Хвост мой павлиний ярок и пышен. И когда мне кажется, что девчонка
уже вполне одурела от многоцветья, замолкаю. Замолкание совпадает со
временем, когда мне нужно быть в другом месте, в моем санатории. Уже на
берегу она говорит:
- А я была уверена, что все, кто политикой занимается, шизики или
импотенты.
Вот таким образом она подводит итог моей исповеди. Я не нахожу, что
сказать. Она спрашивает:
- Вы в каком санатории?
Я называю, а она вдруг смеется.
- Я так и думала!
- Что вы думали?
- До свидания! - кричит она, уже убегая.
Какой-то нехороший осадок в душе остается после ее последних слов, и
особенно от ее смеха. Чем-то этот смех нехорош, но чем, мне не догадаться.

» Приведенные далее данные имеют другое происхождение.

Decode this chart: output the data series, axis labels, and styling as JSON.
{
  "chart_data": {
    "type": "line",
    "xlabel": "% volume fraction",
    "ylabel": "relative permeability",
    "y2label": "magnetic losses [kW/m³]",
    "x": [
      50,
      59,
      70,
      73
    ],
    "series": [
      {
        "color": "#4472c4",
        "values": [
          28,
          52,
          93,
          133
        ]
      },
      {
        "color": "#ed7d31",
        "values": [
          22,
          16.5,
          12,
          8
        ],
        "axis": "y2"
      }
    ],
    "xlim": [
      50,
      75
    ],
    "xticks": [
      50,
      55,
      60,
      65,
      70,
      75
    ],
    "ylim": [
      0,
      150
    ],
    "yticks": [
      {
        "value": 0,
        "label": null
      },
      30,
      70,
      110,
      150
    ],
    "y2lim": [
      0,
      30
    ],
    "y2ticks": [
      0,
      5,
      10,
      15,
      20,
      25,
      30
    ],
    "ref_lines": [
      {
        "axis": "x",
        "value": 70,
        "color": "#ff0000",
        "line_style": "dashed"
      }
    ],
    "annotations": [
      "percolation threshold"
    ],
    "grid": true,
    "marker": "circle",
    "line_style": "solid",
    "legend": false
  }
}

И слегка с подпорченным настроением я поднимаюсь в гору к моему месту
обитания.
Наверху аллеи останавливаюсь. Подо мной кипение зелени. Кипарисы и
прочие нерусские деревья, коим даже названия не знаю. А дальше зелени -
синь до самого горизонта. Море. Отсюда, издали и сверху, оно вообще не
воспринимается как нечто существующее особо от прочих земных предметов.
Пространство цвета и не более. Но в чем-то мое отношение к морю иное, чем,
положим, вчера и ранее. Между нами - мной и морем - появилась связь, и я
готов согласиться, что эта связь скорее добрая, чем какая-либо другая.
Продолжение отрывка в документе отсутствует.